Nebula does provide a warning: "Disclaimer: Nebula Library is for research, information, and educational use only. This information is not medical advice, nor is it intended to be used for any diagnostic purpose. Please seek the assistance of a health care provider with any questions regarding your health." However, I think this is easy to miss and the importance may not be fully understood among all customers.

Additional Note #1: I tried to provide a review for Nebula on Trustpilot, but I have encountered some difficulties. You can see a screenshot of the current review (that was not accepted) here. While I still haven't gotten a response for the last attempt to submit a review and get an explanation of what I need to change. While I am not certain if this is the cause, the link that I received to submit a review initially created a review under another name. To be fair, Nebula did pay me the $10 Amazon gift card (even when I provided a screenshot of a 2-star review, when most are 4- or 5-star reviews), and I hope that this review can eventually be posted (in which case, I will provide a link to that review, instead of this longer explanation).
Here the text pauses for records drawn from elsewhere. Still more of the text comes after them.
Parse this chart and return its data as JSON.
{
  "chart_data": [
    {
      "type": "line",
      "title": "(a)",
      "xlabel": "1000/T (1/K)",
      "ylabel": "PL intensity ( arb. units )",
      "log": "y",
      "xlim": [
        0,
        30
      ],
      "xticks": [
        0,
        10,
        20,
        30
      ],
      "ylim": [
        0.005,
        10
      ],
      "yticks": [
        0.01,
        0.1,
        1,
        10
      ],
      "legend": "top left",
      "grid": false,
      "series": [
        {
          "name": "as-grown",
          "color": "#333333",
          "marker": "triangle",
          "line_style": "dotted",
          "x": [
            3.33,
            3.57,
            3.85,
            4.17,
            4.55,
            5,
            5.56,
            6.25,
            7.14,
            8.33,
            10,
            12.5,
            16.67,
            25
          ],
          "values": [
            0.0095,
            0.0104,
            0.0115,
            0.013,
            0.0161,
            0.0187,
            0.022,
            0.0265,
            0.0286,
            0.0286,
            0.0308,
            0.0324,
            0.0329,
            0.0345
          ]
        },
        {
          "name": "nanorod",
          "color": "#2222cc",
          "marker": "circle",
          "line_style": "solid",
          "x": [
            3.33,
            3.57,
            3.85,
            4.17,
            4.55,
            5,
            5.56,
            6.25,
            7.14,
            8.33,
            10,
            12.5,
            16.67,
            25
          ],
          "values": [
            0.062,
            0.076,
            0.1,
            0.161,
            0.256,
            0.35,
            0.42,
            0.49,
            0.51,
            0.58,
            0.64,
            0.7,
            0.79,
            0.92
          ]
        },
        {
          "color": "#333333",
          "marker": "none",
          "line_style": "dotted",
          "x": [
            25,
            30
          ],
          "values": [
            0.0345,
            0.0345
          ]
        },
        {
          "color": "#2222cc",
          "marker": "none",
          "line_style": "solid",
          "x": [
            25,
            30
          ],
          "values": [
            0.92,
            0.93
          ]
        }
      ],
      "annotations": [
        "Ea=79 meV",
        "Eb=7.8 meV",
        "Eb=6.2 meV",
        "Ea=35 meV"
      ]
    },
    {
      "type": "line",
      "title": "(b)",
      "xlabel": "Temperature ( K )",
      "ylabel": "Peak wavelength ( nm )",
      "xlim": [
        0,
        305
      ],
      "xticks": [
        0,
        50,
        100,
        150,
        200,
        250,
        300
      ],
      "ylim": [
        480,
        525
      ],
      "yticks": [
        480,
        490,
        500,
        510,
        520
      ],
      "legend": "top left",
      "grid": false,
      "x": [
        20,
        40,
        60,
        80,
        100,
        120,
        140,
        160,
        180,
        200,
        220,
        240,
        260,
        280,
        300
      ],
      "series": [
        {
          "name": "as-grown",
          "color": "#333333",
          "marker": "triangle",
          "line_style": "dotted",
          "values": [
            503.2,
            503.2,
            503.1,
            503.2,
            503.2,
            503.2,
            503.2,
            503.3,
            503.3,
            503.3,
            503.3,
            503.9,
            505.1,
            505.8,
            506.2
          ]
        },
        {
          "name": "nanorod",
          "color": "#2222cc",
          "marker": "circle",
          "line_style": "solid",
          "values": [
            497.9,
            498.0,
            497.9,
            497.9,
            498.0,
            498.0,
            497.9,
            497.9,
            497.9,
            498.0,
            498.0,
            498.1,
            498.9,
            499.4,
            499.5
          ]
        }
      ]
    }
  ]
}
Additional Note #2: You can see my report to FDA MedWatch (MW5093887) in MAUDE here. I received an acknowledgement via mail for another report, but I just looked for this report after waiting a while.

Update Log:

8/4/2019 - public post date
8/5/2019 - add update about Nebula research library
8/6/2019 - minor changes
8/10/2019 - add link for 23andMe SNP chip versus WGS concordance
8/14/2019 - minor changes
8/15/2019 - minor changes; add box around APOE variant
8/16/2019 - minor changes
8/17/2019 - revise title (to better emphasize importance, but also presentation of just my own data)
8/16/2019 - minor changes
11/26/2019 - add arrows to Nebula samples in IGV screenshots
1/26/2020 - add screenshot of Trustpilot review
2/24/2020 - mention that Nebula is currently offering higher coverage sequencing
3/19/2020 - add concerns about Nebula Library (to match what I described in my MedWatch report)
3/20/2020 - add links to SNP details for selected library results
3/22/2020 - add link to other PRS post
4/18/2020 - add notes about checking RA post
4/24/2020 - add notes about FDA MedWatch submission
4/26/2020 - minor changes
7/6/2020 - minor changes "Polygenic Risk Score" label, for the last part of the blog post.